Thursday, March 12, 2015

NAOMI ORESKE’S MERCHANTS OF DOUBT

NAOMI ORESKE’S MERCHANTS OF DOUBT

We went to the second of Naomi Oreske’s Patten lectures at Indiana University.  She discussed her book Merchants of Doubt.  In the 1970s a coalition formed between two political economists, Milton Friedman and Friedrich Hajek and four physicists Robert Jastrow, Frederick Seitz,  William Nierenberg, and Frederick Singer.  The economists were Ayn Rand type libertarians who believed that government regulation led to government control led to socialism led to communism and loss of freedom. They favored laissez faire capitalism, a powerful military, and a fear of liberals, environmentalists, and critics of government (especially of the conservative government they favored).

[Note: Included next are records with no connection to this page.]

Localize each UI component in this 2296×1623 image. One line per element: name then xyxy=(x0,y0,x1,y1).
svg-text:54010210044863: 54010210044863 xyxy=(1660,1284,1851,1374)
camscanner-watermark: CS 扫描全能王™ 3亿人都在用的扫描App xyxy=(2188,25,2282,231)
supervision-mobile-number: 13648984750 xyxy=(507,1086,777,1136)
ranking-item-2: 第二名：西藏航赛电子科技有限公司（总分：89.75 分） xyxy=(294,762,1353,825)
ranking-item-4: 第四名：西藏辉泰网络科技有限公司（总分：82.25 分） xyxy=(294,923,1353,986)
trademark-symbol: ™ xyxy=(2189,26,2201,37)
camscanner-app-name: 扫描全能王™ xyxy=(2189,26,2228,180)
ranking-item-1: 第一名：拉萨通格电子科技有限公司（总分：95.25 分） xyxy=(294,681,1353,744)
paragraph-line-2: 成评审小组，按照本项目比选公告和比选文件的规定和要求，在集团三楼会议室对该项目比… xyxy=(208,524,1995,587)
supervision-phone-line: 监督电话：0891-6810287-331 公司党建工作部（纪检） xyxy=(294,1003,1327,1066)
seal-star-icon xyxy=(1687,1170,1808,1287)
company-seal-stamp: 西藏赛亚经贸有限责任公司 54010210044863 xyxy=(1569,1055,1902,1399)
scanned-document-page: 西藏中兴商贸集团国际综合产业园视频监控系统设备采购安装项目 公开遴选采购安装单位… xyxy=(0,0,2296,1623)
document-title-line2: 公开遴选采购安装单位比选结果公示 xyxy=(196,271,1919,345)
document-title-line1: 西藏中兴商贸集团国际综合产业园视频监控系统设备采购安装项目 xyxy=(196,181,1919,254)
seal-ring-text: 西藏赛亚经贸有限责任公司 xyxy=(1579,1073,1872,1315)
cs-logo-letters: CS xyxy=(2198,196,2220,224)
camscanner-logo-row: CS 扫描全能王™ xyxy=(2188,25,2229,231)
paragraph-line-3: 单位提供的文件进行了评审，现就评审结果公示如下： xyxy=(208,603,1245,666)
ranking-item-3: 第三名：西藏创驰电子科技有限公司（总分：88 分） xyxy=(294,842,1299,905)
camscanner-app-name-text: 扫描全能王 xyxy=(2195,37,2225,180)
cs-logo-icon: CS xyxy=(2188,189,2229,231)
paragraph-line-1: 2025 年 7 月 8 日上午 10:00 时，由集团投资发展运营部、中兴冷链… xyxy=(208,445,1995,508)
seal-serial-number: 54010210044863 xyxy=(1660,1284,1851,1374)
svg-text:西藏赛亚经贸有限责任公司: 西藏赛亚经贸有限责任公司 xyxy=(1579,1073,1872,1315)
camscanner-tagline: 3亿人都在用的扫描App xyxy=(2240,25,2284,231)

As Cold Warriors they joined and formed think tanks with the financial backing of millionaires and billionaires who shared their outlook.  One of these was the George Marshall Institute.  Its members included the four physicists, two of whom (Seitz and Singer) had been consultants to the tobacco industry.  The tobacco industry funded research which favored the tobacco industry’s position that tobacco had no bad health effects on the respiratory or circulatory systems or the induction of cancers. They came up with the strategy of casting doubt on the critics, especially in the medical field, who claimed tobacco was the major cause of these diseases in smokers or in persons exposed to second hand smoke exhaled at home or in the work place.  These four scientists used the same strategy and their institutes to deny that coal heavy in sulfur caused acid rain, that fluoridated hydrocarbons used as refrigerants and propellants were the cause of the ozone hole widening in Antarctica, and that human produced carbon dioxide was the cause of global warming leading to dramatic climate change.  They did so not because they were financially dependent on the industries causing the pollution but because of their ideology as cold warriors and libertarians favoring the interests of industry and the military.  

Even earlier the chemical industry used the strategy of casting doubt on the role of DDT in the disappearance of birds from widespread spraying of insecticides.  During the Vietnam war the same strategy of doubt was used to deny any ecological or health problems associated with the spraying of herbicides (Agent Orange, especially) to destroy crops sand to clear areas used by the Viet Cong.  Even earlier, my mentor, Hermann Muller, was assailed by those using radiation in the military, industry, or health for suggesting low doses of radiation were cumulative and that that society needed protection from avoidable exposure of radiation and excessive release of radiation.  Even earlier than that, if you read Henrik Ibsen’s play An Enemy of the People, you will see that Norwegian policy in the 1800s was against those who raised fears of contagious diseases from the slovenly habits and neglect that was tolerated during the infancy of the public health movement.   I would not be surprised it can be traced even further back to classic Greek drama where messengers with bad news were neither welcome nor tolerated (think of Oedipus or think of the way prophets were ignored in the Old Testament).  Wishful thinking goes with ideology of the left or right.   Those with power are not willing to give up their privileges when criticized by findings that bad outcomes can arise from the activities of the powerful. It is not just dictators but anyone who lives by wishful thinking that favors denial to regulation in the public interest. We may no longer kill the messengers, but we sure like to cast doubt, scorn, or denial on their concerns and warnings.